When the Plankinton House opened in 1868, it surpassed the Newhall House (which had aged badly in its 11 years of existence) as Milwaukee ’s premier first-class hotel. Located at the corner of what is now Plankinton and Wiscosnin, the hotel housed a grand second-story ballroom and a dining room that was said to the largest room in the world without supporting columns. This image was made just before the first of two major expansions to the hotel, which eventually ran the building the entire length of the block. The hotel was razed and relocated in 1915 to make way for Plankinton Arcade, itself an entire block long. The arcade housed a basement level of amusements and two stories of retail space. In 1924, five additional stories of office were added. The arcade building still stands today as a part of the Shops at Grand Avenue .
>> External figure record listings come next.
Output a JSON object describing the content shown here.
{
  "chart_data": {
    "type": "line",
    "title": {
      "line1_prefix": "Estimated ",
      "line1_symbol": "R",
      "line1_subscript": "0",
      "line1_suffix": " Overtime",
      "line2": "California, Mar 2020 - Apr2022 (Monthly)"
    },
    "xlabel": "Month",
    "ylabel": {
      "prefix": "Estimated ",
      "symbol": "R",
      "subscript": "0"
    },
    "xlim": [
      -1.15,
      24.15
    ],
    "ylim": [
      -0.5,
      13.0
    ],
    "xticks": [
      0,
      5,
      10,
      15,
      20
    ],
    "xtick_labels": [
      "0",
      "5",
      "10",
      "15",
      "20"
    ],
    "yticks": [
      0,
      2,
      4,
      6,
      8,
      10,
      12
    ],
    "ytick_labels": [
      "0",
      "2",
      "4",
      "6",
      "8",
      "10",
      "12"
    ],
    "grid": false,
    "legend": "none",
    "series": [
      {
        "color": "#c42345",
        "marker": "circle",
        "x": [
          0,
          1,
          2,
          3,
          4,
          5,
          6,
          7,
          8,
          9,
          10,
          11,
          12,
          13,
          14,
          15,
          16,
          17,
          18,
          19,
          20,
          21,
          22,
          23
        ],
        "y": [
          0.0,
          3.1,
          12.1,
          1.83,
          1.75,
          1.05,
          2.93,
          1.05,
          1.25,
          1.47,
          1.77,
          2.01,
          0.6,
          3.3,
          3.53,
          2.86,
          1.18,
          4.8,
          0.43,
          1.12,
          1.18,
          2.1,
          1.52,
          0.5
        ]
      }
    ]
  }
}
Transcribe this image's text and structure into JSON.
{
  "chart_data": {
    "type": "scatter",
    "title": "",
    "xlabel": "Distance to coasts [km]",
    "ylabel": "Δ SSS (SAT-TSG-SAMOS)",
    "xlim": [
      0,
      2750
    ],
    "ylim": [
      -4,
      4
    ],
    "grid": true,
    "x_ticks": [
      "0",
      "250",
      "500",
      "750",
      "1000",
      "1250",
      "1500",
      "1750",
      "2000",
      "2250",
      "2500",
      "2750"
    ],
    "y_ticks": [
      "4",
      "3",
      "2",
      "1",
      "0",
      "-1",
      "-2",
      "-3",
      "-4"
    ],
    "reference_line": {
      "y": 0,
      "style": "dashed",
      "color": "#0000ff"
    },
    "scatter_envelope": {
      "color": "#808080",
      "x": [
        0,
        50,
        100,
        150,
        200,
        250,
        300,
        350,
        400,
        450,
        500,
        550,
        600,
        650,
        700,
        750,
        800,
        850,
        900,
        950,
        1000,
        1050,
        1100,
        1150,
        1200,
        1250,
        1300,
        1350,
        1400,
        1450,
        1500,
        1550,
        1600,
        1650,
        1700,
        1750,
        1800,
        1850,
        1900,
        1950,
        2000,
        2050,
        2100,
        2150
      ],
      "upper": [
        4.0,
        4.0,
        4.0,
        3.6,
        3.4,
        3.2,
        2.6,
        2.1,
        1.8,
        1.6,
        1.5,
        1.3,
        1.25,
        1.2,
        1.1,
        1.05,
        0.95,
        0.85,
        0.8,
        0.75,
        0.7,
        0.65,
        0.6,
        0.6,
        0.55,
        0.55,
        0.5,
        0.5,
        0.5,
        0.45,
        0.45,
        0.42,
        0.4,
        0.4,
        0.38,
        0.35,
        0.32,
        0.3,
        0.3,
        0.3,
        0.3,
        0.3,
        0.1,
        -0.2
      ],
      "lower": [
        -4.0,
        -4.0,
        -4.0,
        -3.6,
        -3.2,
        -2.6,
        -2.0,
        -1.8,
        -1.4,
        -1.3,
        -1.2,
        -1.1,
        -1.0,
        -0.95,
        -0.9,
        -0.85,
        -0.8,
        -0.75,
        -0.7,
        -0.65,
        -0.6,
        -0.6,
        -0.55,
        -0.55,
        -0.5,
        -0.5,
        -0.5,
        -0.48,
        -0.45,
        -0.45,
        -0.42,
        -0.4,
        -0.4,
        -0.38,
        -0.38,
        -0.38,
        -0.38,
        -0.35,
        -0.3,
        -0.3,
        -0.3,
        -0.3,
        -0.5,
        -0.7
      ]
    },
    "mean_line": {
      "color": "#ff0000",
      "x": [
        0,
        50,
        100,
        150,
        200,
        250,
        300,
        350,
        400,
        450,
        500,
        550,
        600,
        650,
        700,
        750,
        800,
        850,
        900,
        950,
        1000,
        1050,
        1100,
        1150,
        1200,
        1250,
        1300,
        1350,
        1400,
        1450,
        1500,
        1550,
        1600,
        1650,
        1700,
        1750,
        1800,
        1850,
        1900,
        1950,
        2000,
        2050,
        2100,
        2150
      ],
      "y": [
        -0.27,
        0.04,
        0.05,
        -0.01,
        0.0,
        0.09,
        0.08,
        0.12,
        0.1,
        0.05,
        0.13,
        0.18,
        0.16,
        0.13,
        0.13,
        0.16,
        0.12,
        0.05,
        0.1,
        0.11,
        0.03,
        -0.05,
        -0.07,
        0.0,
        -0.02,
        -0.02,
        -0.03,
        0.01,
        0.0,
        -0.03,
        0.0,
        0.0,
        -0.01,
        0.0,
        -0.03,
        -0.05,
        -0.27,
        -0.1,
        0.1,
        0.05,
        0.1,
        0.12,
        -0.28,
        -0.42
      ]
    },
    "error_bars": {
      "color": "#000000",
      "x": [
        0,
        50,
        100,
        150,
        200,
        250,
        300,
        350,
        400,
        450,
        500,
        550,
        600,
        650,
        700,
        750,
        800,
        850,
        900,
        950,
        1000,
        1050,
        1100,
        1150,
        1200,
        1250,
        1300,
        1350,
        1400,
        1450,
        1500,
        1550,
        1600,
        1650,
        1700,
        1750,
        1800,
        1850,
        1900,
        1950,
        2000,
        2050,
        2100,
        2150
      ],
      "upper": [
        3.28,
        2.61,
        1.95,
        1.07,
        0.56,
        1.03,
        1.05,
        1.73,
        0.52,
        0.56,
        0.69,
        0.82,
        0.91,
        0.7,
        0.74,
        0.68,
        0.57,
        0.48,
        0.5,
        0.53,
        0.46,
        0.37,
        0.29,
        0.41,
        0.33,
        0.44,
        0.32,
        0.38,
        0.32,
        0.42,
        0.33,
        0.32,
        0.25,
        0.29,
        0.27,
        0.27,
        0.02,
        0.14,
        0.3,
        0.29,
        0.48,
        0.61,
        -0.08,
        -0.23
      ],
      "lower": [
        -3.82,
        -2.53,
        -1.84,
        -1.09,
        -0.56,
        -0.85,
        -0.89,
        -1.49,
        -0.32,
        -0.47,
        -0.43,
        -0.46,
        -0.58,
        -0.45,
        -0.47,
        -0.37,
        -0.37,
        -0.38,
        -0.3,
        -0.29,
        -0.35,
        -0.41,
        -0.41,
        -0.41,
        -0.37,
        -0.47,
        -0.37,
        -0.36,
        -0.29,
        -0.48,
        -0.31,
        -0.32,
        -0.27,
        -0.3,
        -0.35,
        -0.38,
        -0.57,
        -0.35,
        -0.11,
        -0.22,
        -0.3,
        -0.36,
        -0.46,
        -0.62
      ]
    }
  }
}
Also known as the Old Soldier’s Home and now part of the Zablocki VA Medical Center grounds, the complex here was originally known as the Northwestern Branch of the National Asylum for Disabled Volunteer soldiers. It was part of a series of such homes created by President Lincoln to care for veterans of the Union Army. Construction on the Milwaukee facility began in 1867 and the main administration building, seen here, was completed in 1869. The building, done in the Second Empire style, was designed by E. Townsend Mix, whose other Milwaukee works include the Mitchell and Chamber of Commerce Buildings on Michigan Street , and the mansion of Alexander Mitchell (see below).
“Mitchell Residence and Fountain”
Now know as the Wisconsin Club, the mansion of Milwaukee banking and railroad tycoon Alexander Mitchell is seen here after an extensive expansion was added, designed by the above-mentioned Mix. The lush gardens and trees seen in the image were all carefully planned and designed to fit with Mix’s elegant Second-Empire trimmings. Mitchell died in 1887 and, after his son briefly lived in the home, it was shuttered by the Mitchell family in 1892. in 1895, after their headquarters in the Old Opera House were gutted by a fire, the German-American Deutscher Club took a lease on the old mansion. The club – now known as the Wisconsin Club – continues to operate the building to this day.